With Election Day less than three weeks away in Virginia, former Secretary of State Hillary Clinton brought her star power to Falls Church this weekend, campaigning with family friend Terry McAuliffe before a boisterous crowd sprinkled with Northern Virginia Democrats and soundly endorsing him in his bid for the governor’s office.
"Terry is running for governor for the right reasons, to help all of our kids have the same opportunities to succeed that we had," Clinton, 65, said Saturday.
"If it's only about yourself — to get a job, the perks, have people stand up when you come into a room," she said to laughter, "that's not enough any more. Politics is hard. People are wary. They're wondering, 'Can I give this person my vote and then will he remember me? Will they do what I heard them say they will do?' "
The appearance by Clinton marks her first public foray into political campaigning in years; she left the Obama administration in February.
She was introduced by McAuliffe, 56, a McLean resident who told the crowd: "We must expand healthcare, we must invest in education, we must protect voting rights for all Virginians!" He was surrounded by supporters at the Women for Terry event, including his wife Dorothy McAuliffe, Latinos Con Terry member Leni Gonzalez and Prince William County science teacher Kellie Blair Hardt.
They spoke to hundreds of supporters at the State Theatre, a movie house built in 1936 that now primarily serves as a concert venue. The first film to be shown there? "Thanks a Million," which is about a man who, on a lark, runs for governor and wins.
The latest NBC News/Marist poll shows McAuliffe with an eight-point lead over Republican Ken Cuccinelli, the sitting attorney general of Virginia. Among women, McAuliffe’s lead widens by 20 points, leading 52 percent to Cuccinelli’s 32 percent. Libertarian Robert Sarvis garnered nine points in the overall poll.

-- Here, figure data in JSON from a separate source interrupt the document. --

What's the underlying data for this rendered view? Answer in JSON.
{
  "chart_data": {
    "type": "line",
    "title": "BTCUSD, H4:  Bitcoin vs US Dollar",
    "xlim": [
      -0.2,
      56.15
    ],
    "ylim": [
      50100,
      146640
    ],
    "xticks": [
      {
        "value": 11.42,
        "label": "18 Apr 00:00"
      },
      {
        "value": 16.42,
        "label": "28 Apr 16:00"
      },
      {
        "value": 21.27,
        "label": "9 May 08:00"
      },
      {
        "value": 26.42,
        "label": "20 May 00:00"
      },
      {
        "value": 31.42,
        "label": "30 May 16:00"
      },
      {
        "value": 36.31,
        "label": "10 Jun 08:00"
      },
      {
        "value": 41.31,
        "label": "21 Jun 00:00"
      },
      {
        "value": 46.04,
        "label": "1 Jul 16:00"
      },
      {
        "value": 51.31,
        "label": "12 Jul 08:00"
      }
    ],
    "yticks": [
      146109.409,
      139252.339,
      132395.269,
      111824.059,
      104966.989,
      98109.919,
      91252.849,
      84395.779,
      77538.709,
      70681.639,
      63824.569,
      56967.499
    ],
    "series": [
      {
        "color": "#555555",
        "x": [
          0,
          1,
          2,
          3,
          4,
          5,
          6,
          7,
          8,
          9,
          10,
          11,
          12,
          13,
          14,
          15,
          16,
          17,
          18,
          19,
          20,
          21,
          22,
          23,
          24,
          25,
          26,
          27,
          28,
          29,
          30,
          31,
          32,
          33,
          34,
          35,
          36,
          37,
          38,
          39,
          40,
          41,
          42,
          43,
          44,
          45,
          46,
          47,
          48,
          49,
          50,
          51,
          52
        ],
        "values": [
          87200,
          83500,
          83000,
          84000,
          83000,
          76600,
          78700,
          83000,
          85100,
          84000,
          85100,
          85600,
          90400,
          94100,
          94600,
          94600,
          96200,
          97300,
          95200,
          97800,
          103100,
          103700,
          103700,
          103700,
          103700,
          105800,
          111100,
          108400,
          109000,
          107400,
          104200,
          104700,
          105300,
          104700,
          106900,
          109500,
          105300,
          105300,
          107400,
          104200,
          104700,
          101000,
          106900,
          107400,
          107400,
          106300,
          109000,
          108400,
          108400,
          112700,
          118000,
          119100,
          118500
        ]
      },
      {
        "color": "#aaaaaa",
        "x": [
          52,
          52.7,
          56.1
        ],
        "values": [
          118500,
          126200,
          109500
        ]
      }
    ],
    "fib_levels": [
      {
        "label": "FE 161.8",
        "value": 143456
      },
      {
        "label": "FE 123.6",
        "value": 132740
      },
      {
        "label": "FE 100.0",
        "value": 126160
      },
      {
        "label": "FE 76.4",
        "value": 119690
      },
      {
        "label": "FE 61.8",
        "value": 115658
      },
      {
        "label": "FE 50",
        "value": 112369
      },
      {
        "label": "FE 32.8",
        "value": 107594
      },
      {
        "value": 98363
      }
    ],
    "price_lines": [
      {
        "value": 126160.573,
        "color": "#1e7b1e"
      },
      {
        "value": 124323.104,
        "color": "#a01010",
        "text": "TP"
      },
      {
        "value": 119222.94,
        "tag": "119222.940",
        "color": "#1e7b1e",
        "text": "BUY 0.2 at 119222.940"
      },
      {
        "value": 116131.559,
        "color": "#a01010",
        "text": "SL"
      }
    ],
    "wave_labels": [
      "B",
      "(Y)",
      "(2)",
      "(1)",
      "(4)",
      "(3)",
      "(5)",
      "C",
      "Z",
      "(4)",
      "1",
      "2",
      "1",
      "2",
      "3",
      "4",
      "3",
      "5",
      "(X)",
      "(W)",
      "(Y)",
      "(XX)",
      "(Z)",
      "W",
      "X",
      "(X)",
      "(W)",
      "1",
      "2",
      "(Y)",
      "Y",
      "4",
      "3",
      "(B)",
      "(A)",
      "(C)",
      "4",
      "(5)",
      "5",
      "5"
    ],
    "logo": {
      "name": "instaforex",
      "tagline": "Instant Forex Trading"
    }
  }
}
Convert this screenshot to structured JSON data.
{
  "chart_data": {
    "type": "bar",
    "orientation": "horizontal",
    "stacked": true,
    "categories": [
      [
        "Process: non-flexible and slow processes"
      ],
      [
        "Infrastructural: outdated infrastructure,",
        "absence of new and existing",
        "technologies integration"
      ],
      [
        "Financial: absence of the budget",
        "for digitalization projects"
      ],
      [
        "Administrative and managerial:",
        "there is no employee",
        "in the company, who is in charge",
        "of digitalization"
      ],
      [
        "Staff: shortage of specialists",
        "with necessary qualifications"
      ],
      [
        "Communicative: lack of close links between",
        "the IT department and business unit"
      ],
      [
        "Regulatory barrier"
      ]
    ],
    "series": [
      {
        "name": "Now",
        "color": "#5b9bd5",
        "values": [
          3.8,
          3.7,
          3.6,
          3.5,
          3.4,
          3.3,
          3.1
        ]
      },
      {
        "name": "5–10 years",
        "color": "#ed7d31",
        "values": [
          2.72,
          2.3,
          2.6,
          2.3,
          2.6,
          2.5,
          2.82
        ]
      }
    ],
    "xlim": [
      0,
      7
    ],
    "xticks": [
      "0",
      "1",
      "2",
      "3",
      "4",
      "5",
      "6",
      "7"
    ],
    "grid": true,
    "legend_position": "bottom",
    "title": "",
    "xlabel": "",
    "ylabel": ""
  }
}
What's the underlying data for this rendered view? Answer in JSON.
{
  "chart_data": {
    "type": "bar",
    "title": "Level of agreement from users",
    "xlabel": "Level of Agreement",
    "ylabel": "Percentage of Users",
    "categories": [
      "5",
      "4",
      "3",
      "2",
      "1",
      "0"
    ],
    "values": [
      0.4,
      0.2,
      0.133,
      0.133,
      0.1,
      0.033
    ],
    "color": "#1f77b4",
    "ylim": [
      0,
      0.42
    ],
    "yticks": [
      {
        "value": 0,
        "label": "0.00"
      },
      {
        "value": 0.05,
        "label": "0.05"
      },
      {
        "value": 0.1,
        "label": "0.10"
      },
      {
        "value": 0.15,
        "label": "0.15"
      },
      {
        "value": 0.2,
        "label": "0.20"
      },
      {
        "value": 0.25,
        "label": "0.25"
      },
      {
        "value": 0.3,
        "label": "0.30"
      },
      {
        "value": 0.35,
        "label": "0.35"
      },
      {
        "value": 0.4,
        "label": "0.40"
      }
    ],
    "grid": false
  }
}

The Washington Post on Friday looked at apathy among young female voters in Northern Virginia who don’t seem to care or be knowledgeable about the election — potential trouble for McAuliffe.
Women’s issues were the main topic Saturday: "As governor, I would veto any legislation that restricts birth control," McAuliffe said. On his campaign website, he states that “divisive efforts by politicians to interfere with decisions better made by women and their doctors are bad for Virginia families and bad for business. We can’t put up walls or send the signal that Virginia is moving backwards on important issues like women’s health.”
A theme of McAuliffe's campaign has been to paint Cuccinelli as someone with an extreme social agenda, which McAuliffe ties to economic development. He regularly talks about government overreach into women's lives as effecting half of Virginia's workforce, for instance.
Saturday's event was just down the street from the Falls Church Medical Center, an abortion clinic that filed a lawsuit against the state to fight regulations that would require such clinics to meet the same architectural requirements as new hospitals. Virginia’s Board of Health, backed by Cuccinelli, had asked the court to throw out the case. But a judge last week said appellate courts should decide the matter in a full hearing.
Cuccinelli brought a celebrity of his own to Virginia this weekend, campaigning with former Arkansas Gov. Mike Huckabee Saturday in Lynchburg, and he will be joined by U.S. Sen. Rand Paul, a tea party favorite, on Oct. 28 in Fairfax.
The Clintons, who have been close with McAuliffe for years, are pulling out all the stops to try to help get McAuliffe elected. Hillary Clinton was scheduled to attend a fundraiser Saturday night in McLean for McAuliffe. Former President Bill Clinton will headline a fundraiser Oct. 28 for McAuliffe, also in McLean, at the home of Martha and Dwight Schar, according to Politico. Schar, founder of homebuilder NVAR Inc. and a part owner of the Washington Redskins, is a former finance chairman for the Republican National Committee. On Oct. 30, Hillary Clinton headlines a Beverly Hills lunch fundraiser for McAuliffe at $25,000 per couple.
McAuliffe and Cuccinelli will meet for a final debate Thursday in Blacksburg at Virginia Tech University. Sarvis, who was not invited to the debate, will also be on the ballot Nov. 5.
McAuliffe, a businessman and former chairman of the Democratic National Committee, lost the 2009 Democratic primary to Creigh Deeds, who ultimately lost the general election to McDonnell.